Как и прежде, стоя перед мейстером, безраздельным властителем его тела и души, Дирк ощущал себя…
Раньше он часто пытался вспомнить, было ли ему известно в прошлой жизни подобное чувство. Не восторга, не почитания, не униженности, не страха, не почтения, не брезгливости и не благоговения – а всех этих ощущений в равной мере, смешанных в бурлящий, невозможно крепкий коктейль. Насколько прост был тоттмейстер Бергер снаружи, настолько сложна была его внутренняя суть, в обществе которой ни одно человеческое чувство восприятия не могло передать нужные ощущения.

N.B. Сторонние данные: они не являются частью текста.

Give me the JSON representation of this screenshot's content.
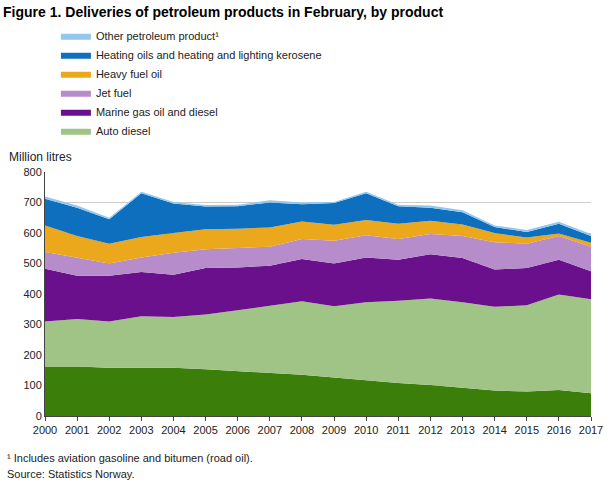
{
  "chart_data": {
    "type": "area",
    "stacked": true,
    "title": "Figure 1. Deliveries of petroleum products in February, by product",
    "y_label": "Million litres",
    "footnote": "¹ Includes aviation gasoline and bitumen (road oil).",
    "source": "Source: Statistics Norway.",
    "x": [
      2000,
      2001,
      2002,
      2003,
      2004,
      2005,
      2006,
      2007,
      2008,
      2009,
      2010,
      2011,
      2012,
      2013,
      2014,
      2015,
      2016,
      2017
    ],
    "xlim": [
      2000,
      2017
    ],
    "xticks": [
      2000,
      2001,
      2002,
      2003,
      2004,
      2005,
      2006,
      2007,
      2008,
      2009,
      2010,
      2011,
      2012,
      2013,
      2014,
      2015,
      2016,
      2017
    ],
    "ylim": [
      0,
      800
    ],
    "yticks": [
      0,
      100,
      200,
      300,
      400,
      500,
      600,
      700,
      800
    ],
    "grid": true,
    "legend": "top-left",
    "series": [
      {
        "name": null,
        "color": "#3b7f0a",
        "values": [
          162,
          162,
          158,
          158,
          158,
          153,
          147,
          140,
          135,
          126,
          117,
          108,
          102,
          93,
          84,
          80,
          85,
          75
        ]
      },
      {
        "name": "Auto diesel",
        "color": "#9fc486",
        "values": [
          148,
          156,
          152,
          169,
          167,
          180,
          200,
          222,
          241,
          234,
          256,
          270,
          283,
          280,
          274,
          283,
          313,
          308
        ]
      },
      {
        "name": "Marine gas oil and diesel",
        "color": "#6a108c",
        "values": [
          173,
          142,
          150,
          145,
          138,
          152,
          140,
          131,
          139,
          140,
          147,
          134,
          145,
          145,
          122,
          122,
          114,
          92
        ]
      },
      {
        "name": "Jet fuel",
        "color": "#b68ccb",
        "values": [
          55,
          60,
          40,
          48,
          72,
          62,
          63,
          62,
          65,
          75,
          73,
          68,
          67,
          72,
          90,
          80,
          78,
          80
        ]
      },
      {
        "name": "Heavy fuel oil",
        "color": "#eba81c",
        "values": [
          87,
          70,
          65,
          67,
          65,
          65,
          64,
          63,
          58,
          52,
          50,
          50,
          43,
          38,
          30,
          20,
          8,
          13
        ]
      },
      {
        "name": "Heating oils and heating and lighting kerosene",
        "color": "#0e6fbf",
        "values": [
          87,
          93,
          80,
          143,
          97,
          75,
          74,
          82,
          56,
          71,
          87,
          58,
          43,
          40,
          20,
          18,
          32,
          22
        ]
      },
      {
        "name": "Other petroleum product¹",
        "color": "#92c8ec",
        "values": [
          8,
          7,
          5,
          5,
          5,
          5,
          5,
          7,
          6,
          4,
          5,
          5,
          7,
          7,
          5,
          7,
          7,
          7
        ]
      }
    ]
  }
}
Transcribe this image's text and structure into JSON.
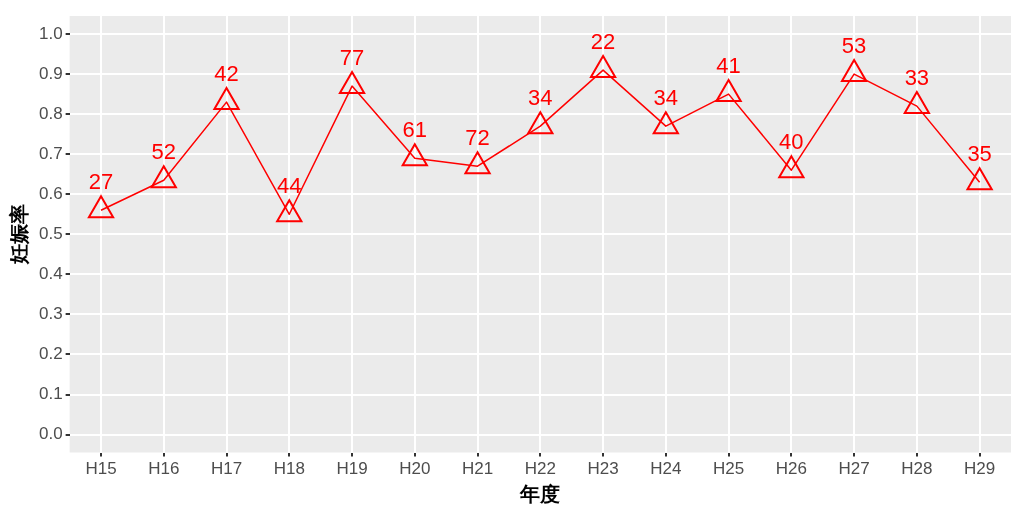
{
  "chart_data": {
    "type": "line",
    "xlabel": "年度",
    "ylabel": "妊娠率",
    "categories": [
      "H15",
      "H16",
      "H17",
      "H18",
      "H19",
      "H20",
      "H21",
      "H22",
      "H23",
      "H24",
      "H25",
      "H26",
      "H27",
      "H28",
      "H29"
    ],
    "series": [
      {
        "color": "#ff0000",
        "values": [
          0.56,
          0.635,
          0.83,
          0.55,
          0.87,
          0.69,
          0.67,
          0.77,
          0.91,
          0.77,
          0.85,
          0.66,
          0.9,
          0.82,
          0.63
        ]
      }
    ],
    "annotations": [
      {
        "text": "27",
        "x": "H15",
        "y": 0.56
      },
      {
        "text": "52",
        "x": "H16",
        "y": 0.635
      },
      {
        "text": "42",
        "x": "H17",
        "y": 0.83
      },
      {
        "text": "44",
        "x": "H18",
        "y": 0.55
      },
      {
        "text": "77",
        "x": "H19",
        "y": 0.87
      },
      {
        "text": "61",
        "x": "H20",
        "y": 0.69
      },
      {
        "text": "72",
        "x": "H21",
        "y": 0.67
      },
      {
        "text": "34",
        "x": "H22",
        "y": 0.77
      },
      {
        "text": "22",
        "x": "H23",
        "y": 0.91
      },
      {
        "text": "34",
        "x": "H24",
        "y": 0.77
      },
      {
        "text": "41",
        "x": "H25",
        "y": 0.85
      },
      {
        "text": "40",
        "x": "H26",
        "y": 0.66
      },
      {
        "text": "53",
        "x": "H27",
        "y": 0.9
      },
      {
        "text": "33",
        "x": "H28",
        "y": 0.82
      },
      {
        "text": "35",
        "x": "H29",
        "y": 0.63
      }
    ],
    "ylim": [
      -0.045,
      1.045
    ],
    "yticks": [
      {
        "value": 0,
        "label": "0.0"
      },
      {
        "value": 0.1,
        "label": "0.1"
      },
      {
        "value": 0.2,
        "label": "0.2"
      },
      {
        "value": 0.3,
        "label": "0.3"
      },
      {
        "value": 0.4,
        "label": "0.4"
      },
      {
        "value": 0.5,
        "label": "0.5"
      },
      {
        "value": 0.6,
        "label": "0.6"
      },
      {
        "value": 0.7,
        "label": "0.7"
      },
      {
        "value": 0.8,
        "label": "0.8"
      },
      {
        "value": 0.9,
        "label": "0.9"
      },
      {
        "value": 1,
        "label": "1.0"
      }
    ],
    "grid": true,
    "legend": false,
    "marker": "triangle",
    "line_style": "solid"
  }
}
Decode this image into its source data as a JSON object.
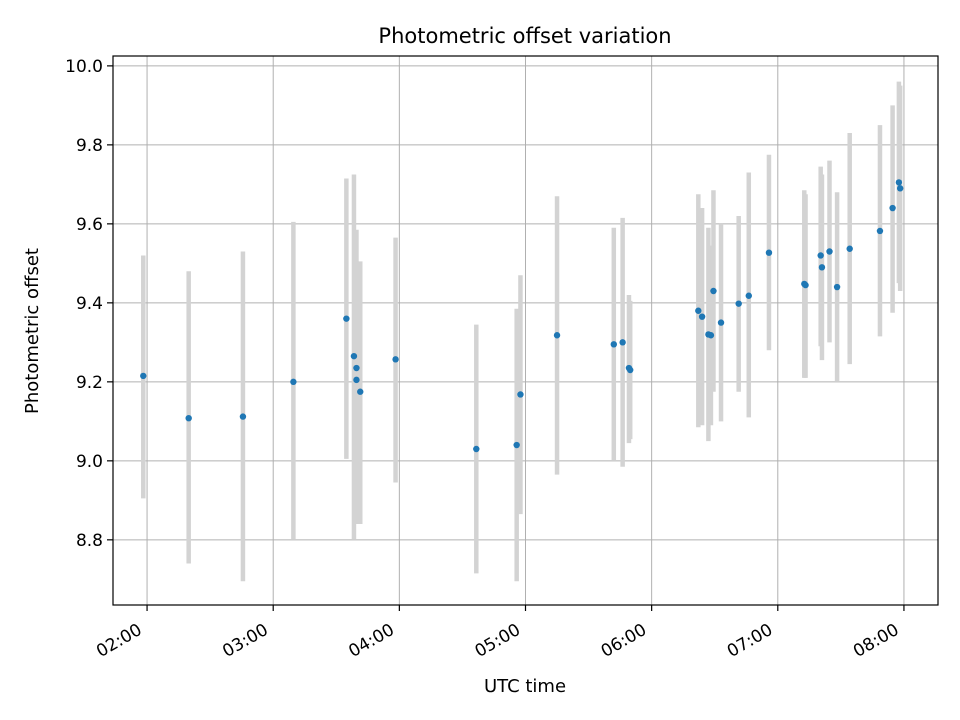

Он был… Дирк никогда не мог понять, каков мейстер на самом деле. Как простое зеркало не в силах отразить бесплотную душу, так ни единое слово из всех известных человеческих языков не могло в полной мере отразить суть тоттмейстера Бергера. Он мог показаться угрюмым, спокойным, раздражительным, миролюбивым, напряженным, нетерпеливым, флегматичным, саркастичным, болезненным, утомленным, напористым, бессильным, скучающим… И все это в один-единственный миг. А в следующий миг смотрящему делалось совершенно ясно, что ничего этого нет и в помине, а есть что-то другое, непонятное, непривычное и не вполне человеческое. И единственное, что делается совершенно ясно в такой миг, – то, что с этим лучше не соприкасаться.
Дирку же выбирать не приходилось. Этому человеку он принадлежал безраздельно, душой, телом, мыслями и потрохами.
– У меня не было возможности оценить профессиональные качества оберста, мейстер, – сказал он сдержанно, – но он произвел впечатление вполне серьезного человека и грамотного офицера. Осторожный. Пытается поддерживать репутацию несдержанного и прямолинейного командира, этакого рубаки, но он гораздо умнее, чем хочет казаться. С Чумным Легионом прежде дела не имел и не особо представляет, чего от него ждать. Боится и презирает в равной мере. Наверно, это все.